The world is utterly bewildering, our times overwhelming, and each of us, sheltering behind closed doors, we come together this morning, each of us with our questions.

And so it is for Thomas (and, quite honestly, for everyone else in this story). Because the world that Thomas knows up to this point has culminated in crucifixion. Thomas has been with Jesus for the whole journey – and Thomas alone among the disciples has been acutely aware that what Jesus was doing was dangerous, and could end in Jesus’ death. And so it has. But now Thomas is being asked to come to terms with the news that the one who was crucified, dead, and buried, is now alive.

So when the disciples tell Thomas that they have seen Jesus alive. Thomas says, quite simply, I need to see Jesus, too. I need to see to believe. Just like you. It’s as if Thomas says to his friends,

“Nothing you are telling me makes any sense. In fact, nothing in the past few weeks makes much sense. We heard the Hosannas. We gathered in that Upper Room, and Jesus washed our feet. We heard what he said: “I am the way the truth and the life. A new commandment I give you: Love one another.” We were there when he was arrested. We watched as they crucified him. We laid him in that tomb."

It’s as if Thomas says to his friends:

After all this, you’re telling me that he’s alive?

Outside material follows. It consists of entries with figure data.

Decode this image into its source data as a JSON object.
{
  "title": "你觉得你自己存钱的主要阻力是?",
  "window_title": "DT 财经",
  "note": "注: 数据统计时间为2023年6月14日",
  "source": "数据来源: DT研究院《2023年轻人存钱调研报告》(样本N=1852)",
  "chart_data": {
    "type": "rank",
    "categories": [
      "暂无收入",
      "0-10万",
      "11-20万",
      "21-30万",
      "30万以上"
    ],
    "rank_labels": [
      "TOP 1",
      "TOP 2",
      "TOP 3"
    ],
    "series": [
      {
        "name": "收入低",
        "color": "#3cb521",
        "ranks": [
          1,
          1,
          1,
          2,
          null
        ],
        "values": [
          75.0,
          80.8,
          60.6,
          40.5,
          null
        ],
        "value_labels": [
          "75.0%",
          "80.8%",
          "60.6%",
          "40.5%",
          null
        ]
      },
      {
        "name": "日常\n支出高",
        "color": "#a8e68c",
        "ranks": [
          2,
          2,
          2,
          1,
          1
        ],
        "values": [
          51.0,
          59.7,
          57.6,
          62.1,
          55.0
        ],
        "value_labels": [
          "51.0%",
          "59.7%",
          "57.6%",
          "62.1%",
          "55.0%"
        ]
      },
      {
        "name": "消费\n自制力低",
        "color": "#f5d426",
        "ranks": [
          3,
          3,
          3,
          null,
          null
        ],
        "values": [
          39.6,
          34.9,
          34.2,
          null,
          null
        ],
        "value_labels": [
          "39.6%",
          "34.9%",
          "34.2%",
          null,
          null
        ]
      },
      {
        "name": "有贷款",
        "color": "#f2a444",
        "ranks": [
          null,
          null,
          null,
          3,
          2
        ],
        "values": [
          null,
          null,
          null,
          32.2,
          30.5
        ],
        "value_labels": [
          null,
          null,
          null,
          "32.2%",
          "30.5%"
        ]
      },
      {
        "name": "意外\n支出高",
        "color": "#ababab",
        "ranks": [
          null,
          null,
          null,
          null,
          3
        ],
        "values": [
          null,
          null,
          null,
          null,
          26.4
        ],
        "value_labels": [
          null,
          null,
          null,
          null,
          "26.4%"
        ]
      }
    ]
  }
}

None of this makes any sense to me. I need to see Jesus for myself. In need to touch Jesus. I don’t understand any of this.” I need Jesus.

Thomas is being asked to come to terms with something that – right now – is beyond his comprehension – beyond the way the world makes sense to him. And his response isn’t so much “doubt” as it is a cry for help – a reaching out. “I need to see Jesus.”

And so perhaps Thomas’ defining characteristic isn’t so much that he is “doubting.” Maybe it is just that he is thoroughly human. What is so remarkable about Thomas isn’t his doubting, but his open and honest humanity. Human Thomas.

Perhaps the case for Thomas is really the case for us all.

And in this scripture, no one makes that case more powerfully than Jesus himself. Just look how Jesus responds to Thomas:

The disciples are gathered together again. This time Thomas is with them. And Jesus appears in their midst: “Peace be with you!” And Jesus walks over to Thomas, and he says, “Thomas, here I am. See me. Touch me. I’m still here.” Jesus doesn’t rebuke Thomas for doubting. In fact, Jesus doesn’t even use the word “doubt.” Here’s the kicker: The word “doubt” doesn’t appear anywhere in the Greek text. In the Greek, what Jesus says here really translates, “Become not unbelieving, but believing.” Jesus invites Thomas to become.

Behind these closed doors, with the world swirling around outside, Jesus invites Thomas to become. Jesus has heard Thomas’ questions. And in response, Jesus offers himself to Thomas. Thomas, I’m still here.

And that’s all Thomas needs. “My lord and my God!” And it turns out that Thomas doesn’t actually need to touch Jesus, after all. Jesus offers himself to Thomas, and that is enough. As one writer noted, it’s as if Thomas asks for proof, and what Jesus offers is presence. And that presence transforms Thomas into something new. He sees something new: “My lord and my God!”

When Thomas’ world just doesn’t make sense to him anymore, it’s as if Jesus reaches out and takes Thomas by the hand and says, “I’m still here.” And Thomas gets it. This is Resurrection. Thomas, I’m still here with you. Thomas, there is nothing that can separate you from me.

And so it is with us.

This is Resurrection.

Life – where we least expected to find it.

Love – when we thought the world had run out.

When life defies all comprehension, when the world is a confusing, even scary place, when we run like the disciples and gather from behind closed doors, bewildered,

God comes to us in Jesus Christ, again and again, and says:

Peace be with you.

Receive the warm breath of Christ.

Let the Spirit of God breathe, in you.

Ask your questions. Be kind to each other. Love the world.

In Resurrection, God says to us, “I’m still here.”